Ce que l’on a surtout constaté ces trois dernières années, c’est que les États ont soutenu les banques en difficulté et financé des plans de relance très coûteux, sans en avoir vraiment les moyens, s’endettant ainsi eux-mêmes davantage. Les États-Unis en sont l’illustration la plus frappante. Un petit entrefilet paru dans le quotidien La Tribune du 3 janvier 2012 laisse pensif : « Les faillites bancaires diminuent aux États-Unis. » En résumé, l’auteur soulignait que 92 banques américaines avaient déposé le bilan en 2011 contre 157 en 2010… Peu importe s’il y a diminution ou pas, c’est encore trop ! Constat préoccupant : depuis trois ans, parallèlement, les entreprises sont confrontées à une explosion des défaillances d’entreprises et à un allongement des délais de paiement dans la quasi-totalité des pays. Et, pour noircir le tableau, de plus en plus d’États ne pouvant plus faire face à leurs obligations financières sont à la limite de l’insolvabilité et n’ont plus qu’un recours, le FMI. Les crises grecque, espagnole, italienne, portugaise (les fameux PIGS, Portugal, Italie, Grèce et Espagne, auxquels certains ajoutent l’Irlande, donnant ainsi un acronyme moins percutant, PIIGS…) sont devenues un réel sujet de préoccupation pour les exportateurs français, d’autant plus que trois pays (l’Espagne, l’Italie et le Portugal) figurent parmi les plus importants clients de la France. À titre d’illustration, au moment où nous écrivons ces lignes, le 8 janvier 2012, sur le site de La Tribune, on peut lire en gros titre : « Le FMI ne croit plus au sauvetage de la Grèce »…
La liste des États en situation de quasi-faillite s’allonge ainsi de manière préoccupante. Selon le dernier classement de l’OCDE (28 octobre 2011), sur 211 pays, 46 se sont vus attribuer la plus mauvaise note (7) et 27 la note 6 (soit 35 % de pays à risques très élevés essentiellement africains, sud-américains et de l’Est).

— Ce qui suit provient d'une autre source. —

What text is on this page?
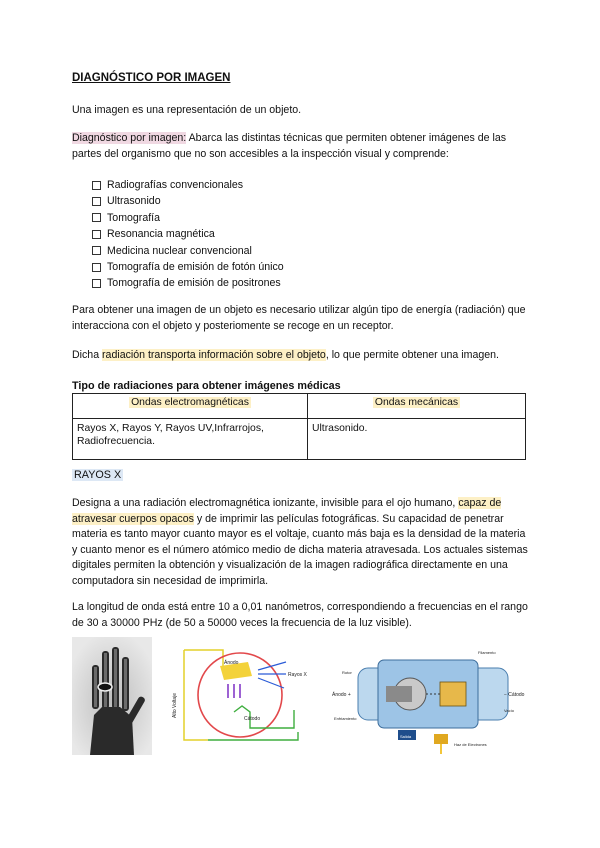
DIAGNÓSTICO POR IMAGEN
Una imagen es una representación de un objeto.
Diagnóstico por imagen: Abarca las distintas técnicas que permiten obtener imágenes de las partes del organismo que no son accesibles a la inspección visual y comprende:
Radiografías convencionales
Ultrasonido
Tomografía
Resonancia magnética
Medicina nuclear convencional
Tomografía de emisión de fotón único
Tomografía de emisión de positrones
Para obtener una imagen de un objeto es necesario utilizar algún tipo de energía (radiación) que interacciona con el objeto y posteriomente se recoge en un receptor.
Dicha radiación transporta información sobre el objeto, lo que permite obtener una imagen.
Tipo de radiaciones para obtener imágenes médicas
Ondas electromagnéticas	Ondas mecánicas
Rayos X, Rayos Y, Rayos UV,Infrarrojos, Radiofrecuencia.	Ultrasonido.
RAYOS X
Designa a una radiación electromagnética ionizante, invisible para el ojo humano, capaz de atravesar cuerpos opacos y de imprimir las películas fotográficas. Su capacidad de penetrar materia es tanto mayor cuanto mayor es el voltaje, cuanto más baja es la densidad de la materia y cuanto menor es el número atómico medio de dicha materia atravesada. Los actuales sistemas digitales permiten la obtención y visualización de la imagen radiográfica directamente en una computadora sin necesidad de imprimirla.
La longitud de onda está entre 10 a 0,01 nanómetros, correspondiendo a frecuencias en el rango de 30 a 30000 PHz (de 50 a 50000 veces la frecuencia de la luz visible).
Ánodo
Rayos X
Cátodo
Alto Voltaje	Ánodo +	− Cátodo
Rotor
Enfriamiento
Filamento
Haz de Electrones
Vacío
Salida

Chez Ducroire, assureur-crédit belge, en matière de risque de non-transfert, sur 240 pays, 36 étaient notés 7 (sur une échelle allant de 1 à 7, du meilleur au pire) et 40 notés 6 (21 novembre 2011). Autrement dit, 32 % des pays sont jugés potentiellement insolvables ou à la limite de l’insolvabilité. De son côté, à fin octobre 2011, sur 150 pays, Euler Hermes attribuait sa plus mauvaise note de risque pays, D, à 59 pays (40 %).
Mais pour le credit manager attentif et perspicace, il y a un autre élément perturbateur préoccupant. Car, curieusement, tous les commentateurs – politiques, financiers, journalistes – n’ont qu’un mot à la bouche : la crise… Et l’impact de la réforme de Bâle 2 alors ?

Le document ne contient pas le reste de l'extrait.